El teléfono vibró otra vez. Esta vez no era Lena. El nombre que apareció en la pantalla me hizo sonreír de verdad: Deina.
Contesté de inmediato.
—Buenos días —dije, aún con la voz un poco adormilada.
—¡Por fin! —escuché al otro lado, la voz de mi prima cargada de dramatismo fingido—. Pensé que estabas muerta, Anabell. ¿Qué clase de persona se levanta a estas horas un sábado?
Reí, apoyando la frente contra mi mano. Solo eran las 10am.
—La clase de persona que tuvo una semana infernal, Deina.
—Todas nuestras semanas son infernales —intervino otra voz, más suave, más serena. Kat.
Me acomodé mejor en la silla, sintiendo el calor de la taza en mis manos.
—¿Están juntas? —pregunté.
—Sí —respondió Deina—. Kat vino anoche. Hicimos una maratón de películas y comimos helado. Cosas normales, ¿recuerdas lo que es eso?
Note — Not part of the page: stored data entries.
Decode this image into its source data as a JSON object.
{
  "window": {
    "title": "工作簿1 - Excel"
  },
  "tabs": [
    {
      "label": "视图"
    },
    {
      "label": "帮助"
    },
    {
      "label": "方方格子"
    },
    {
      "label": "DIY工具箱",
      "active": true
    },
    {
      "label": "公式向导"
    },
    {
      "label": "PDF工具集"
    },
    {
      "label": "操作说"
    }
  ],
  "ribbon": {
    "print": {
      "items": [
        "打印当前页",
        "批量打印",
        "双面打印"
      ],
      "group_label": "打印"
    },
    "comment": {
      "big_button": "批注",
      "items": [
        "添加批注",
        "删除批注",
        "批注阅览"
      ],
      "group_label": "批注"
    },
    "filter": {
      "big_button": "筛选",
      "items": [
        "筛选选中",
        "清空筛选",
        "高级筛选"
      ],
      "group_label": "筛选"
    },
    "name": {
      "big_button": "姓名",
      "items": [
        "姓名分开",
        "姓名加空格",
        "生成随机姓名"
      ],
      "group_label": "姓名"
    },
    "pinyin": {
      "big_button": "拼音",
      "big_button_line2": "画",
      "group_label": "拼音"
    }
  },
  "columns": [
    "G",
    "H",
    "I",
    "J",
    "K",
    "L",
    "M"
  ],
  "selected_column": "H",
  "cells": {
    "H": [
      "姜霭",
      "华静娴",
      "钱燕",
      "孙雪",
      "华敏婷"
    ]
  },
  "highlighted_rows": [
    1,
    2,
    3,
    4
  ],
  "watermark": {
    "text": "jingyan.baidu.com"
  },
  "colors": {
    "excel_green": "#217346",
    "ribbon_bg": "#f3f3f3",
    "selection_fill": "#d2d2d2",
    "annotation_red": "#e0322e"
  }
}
Rodé los ojos, aunque no pudieron verlo.
—Claro que lo recuerdo. Me da gusto que ustedes aún puedan hacerlo.
Kat rió suavemente.
—Tú también podrías. No todo tiene que ser guerra y planes.
No respondí de inmediato. Me quedé mirando las gotas de lluvia resbalando por el vidrio.
—En mi caso, sí tiene que serlo —susurré.
Hubo un breve silencio al otro lado de la línea, hasta que Deina lo rompió con su energía habitual.
—Bueno, dejemos de hablar de cosas deprimentes. Queríamos llamarte porque… bueno, ya sabes qué fecha se acerca.
Un nudo se formó en mi estómago.
—Cumpleaños —murmuré.
—Exacto —dijo Deina—. El tuyo y el de Adriel. ¿Ya sabes qué vas a hacer?
Cerré los ojos un instante.
—No lo sé. Supongo que Adriel asistirá a la fiesta que organiza el consejo. Yo no quiero asistir, pero capaz me vea obligada a ir. Todo están agobiante…. Ojalá fuera tan simple como elegir un vestido y una torta.
Kat suspiró al otro lado.
—Nunca lo es con ustedes, los Jones.
Deina intervino rápido, como si quisiera mantener el tono ligero.
—Mira, no te presiones. Sabemos que ese día va a estar lleno de… bueno, ya sabes, gente importante, discursos, esas cosas que no tienen nada de divertido. Pero también es tu cumpleaños. Al menos prométeme que dejarás que te compremos un pastel.
—¿Van a venir por mí cumpleaños? —pregunte con un deje de emoción.
Quería, más bien necesitaba que ellas dos estuvieran conmigo ese día.
—¿Acaso lo dudas? —pregunto Deina con una sonrisa —No nos perderíamos nunca ese día. Así me toque paralizar el mundo para estar contigo. ¿Promesa?
Reí, pese a mí misma. —Promesa.
Kat se unió a la risa, y por unos minutos hablamos de cosas simples: vestidos, colores, recuerdos de cumpleaños pasados. Me contaron cómo cuando teníamos veinte y que yo en medio de una borrachera insistí en que quería un pastel con forma de castillo, y cómo Deina y yo terminamos peleándonos porque ella lo derrumbó antes de que pudiera soplar las velas.
La conversación se alargó más de lo que esperaba. Con Kat, siempre encontraba una calma que me era difícil obtener en otros lugares. Con Deina, en cambio, la energía era contagiosa, un recordatorio de que aún existían risas posibles en medio de tanta oscuridad.
Al final, cuando ya llevábamos casi una hora hablando, Kat cambió el tono de su voz.
—Anabell… ¿estás lista para lo que vendrá?
Tragué saliva, la sonrisa desvaneciéndose. Si ella lo estaba preguntando, era porque ya tendría que estar al tanto de lo que pasaba, por lo menos de lo básico.